2012 started for me with a small conversation that has been causing big ripples.
I was celebrating New Year’s Eve with a handful of very close friends, plus the guest of one of those friends. That guest was Ella Saltmarsh, who has just finished writing a feature-length screenplay set in Kabul. Ella works “at the intersection between storytelling and strategy” and she is ‘evangelical’ about using the creative industries to build a fairer world. She’s also a yogini.
As you might have guessed, we had plenty to talk about. And then, just as the conversation was getting going, Ella asked me -
Do you have any plans to get back into the field?
As I started to answer, I found myself tearing up and realised that I haven’t been paying much attention to how much I miss living and working in places like Afghanistan. I’ve been telling myself that work in Afghanistan is better done by Afghans, and that I don’t need to look any further than my own neighbourhood to find opportunities to use my passion for storytelling to support social justice and change.
And at the same time, I’ve been quietly applying for short-term consultancy positions with various UN agencies and as I miss out on one after the other, slowly losing my confidence. Without wanting to admit it, I’ve been inching towards the conclusion that yoga teaching is the only marketable skill I have left to offer ‘in the field’.
So do I have any plans to go back into the field? Yes, actually I do. Or more accurately, I have a won’t-go-away, ache-in-my-belly desire for it. What I need is a plan. More on that soon. For now it was enough to acknowledge it.
Then she asked -
What are you working on now?
And – despite the fact that I’m working like a crazy person at running a restaurant, launching a book, teaching yoga, creating a new online course for change-makers, and setting up a co-working space and a communications collective – I felt like I had nothing to tell her.
Why? Because I couldn’t think of anything I was working on that related to our shared passion for that intersection between storytelling and strategy, between communication and social change.
Of course in one sense, everything I do touches on that space. But – I realised in that moment – not quite in the way I need it to. Some of the projects I’m working on have potential to get closer and closer to filling that space. But for now they are only tangentially related.
And I want more.
Some wise(er than me) friends of mine talk often about the importance of desire.
Danielle says “Follow your desired emotion.”
‘Don’t analyze it too deeply’, she says. ‘Just let it roll and rumble a bit. It may be there to humble you, expand you, heal, surprise or reinvent you.’

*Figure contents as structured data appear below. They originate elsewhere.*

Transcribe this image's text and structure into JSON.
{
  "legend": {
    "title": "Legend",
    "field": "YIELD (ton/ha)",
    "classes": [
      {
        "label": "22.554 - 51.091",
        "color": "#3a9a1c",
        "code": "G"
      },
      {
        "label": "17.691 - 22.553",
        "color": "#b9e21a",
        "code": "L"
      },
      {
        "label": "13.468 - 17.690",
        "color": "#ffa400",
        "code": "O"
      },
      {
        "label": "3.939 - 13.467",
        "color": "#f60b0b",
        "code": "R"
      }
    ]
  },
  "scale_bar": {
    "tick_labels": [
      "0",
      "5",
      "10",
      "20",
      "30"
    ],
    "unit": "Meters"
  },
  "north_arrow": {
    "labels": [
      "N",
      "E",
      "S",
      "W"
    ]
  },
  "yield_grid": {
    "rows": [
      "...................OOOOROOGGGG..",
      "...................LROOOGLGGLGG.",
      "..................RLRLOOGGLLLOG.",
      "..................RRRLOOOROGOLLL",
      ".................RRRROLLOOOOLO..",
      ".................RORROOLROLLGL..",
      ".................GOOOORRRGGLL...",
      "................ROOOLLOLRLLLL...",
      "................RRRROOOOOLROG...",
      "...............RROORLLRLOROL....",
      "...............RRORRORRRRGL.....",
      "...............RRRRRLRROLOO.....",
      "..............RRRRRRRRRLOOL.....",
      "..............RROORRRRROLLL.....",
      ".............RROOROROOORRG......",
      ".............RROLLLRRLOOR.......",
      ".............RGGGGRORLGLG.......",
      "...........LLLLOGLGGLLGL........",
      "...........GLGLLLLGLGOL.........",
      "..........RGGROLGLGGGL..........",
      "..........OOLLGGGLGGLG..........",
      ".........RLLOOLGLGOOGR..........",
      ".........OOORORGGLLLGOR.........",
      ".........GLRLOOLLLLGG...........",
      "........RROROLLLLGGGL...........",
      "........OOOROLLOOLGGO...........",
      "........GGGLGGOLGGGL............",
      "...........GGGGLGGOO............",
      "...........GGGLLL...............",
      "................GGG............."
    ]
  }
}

So this year, although I don’t have any New Year’s resolutions, I do have some New Year’s desires to follow.
Starting with these desires:
- to write more meaty posts, to explore those ‘big’ ideas and questions that lurk on the edges of my mind, tempting me to dive into deep caves of reading and thinking.
- to write more for the Huffington Post (last year I earned myself a regular gig on HuffPo and then proceeded to write all of two pieces in eight months) and to be smart, professional and bold about seeking other writing opportunities.
- to go back to Afghanistan – and work with Afghan writers/storytellers to co-craft stories that explore the relationship between Afghans and internationals working there.
Those are the desires that made themselves known to me in the form of tears and discomfort at the dinner table on New Year’s Eve. So I figured they were a good place to start.
I’ll be kicking things off this week with a post on why I think passion isn’t enough – for writing, do-gooding or yoga. Next week I’ll be posting a substantial piece here and at the Huffington Post. Like I said, I have some big ideas and questions to explore. I hope you’ll come exploring with me.
I’ll also be creating one post per week here with links to things I want to share with you. I come across so many amazing things and although I share them on Twitter and Facebook, I just want to put the very best of them together in one place. So I’m going to follow that desire too.
And I’ll continue my series of interviews with change-makers because I love finding out what makes the people I admire and respect tick. These interviews will continue to be erratic in their frequency, since I’m not making resolutions here, just following my desires, remember!
Any desires lurking for you? Anything you haven’t quite admitted you want, despite the deep pull in your belly?
I recommend a Desire-Amnesty. Give yourself permission, just for a moment, to want what you want. Take a break – just for this one time – from the reasons why you shouldn’t want it. Let yourself desire what you desire. And then follow that desire. Even just for a few steps. Let’s see where our desires take us.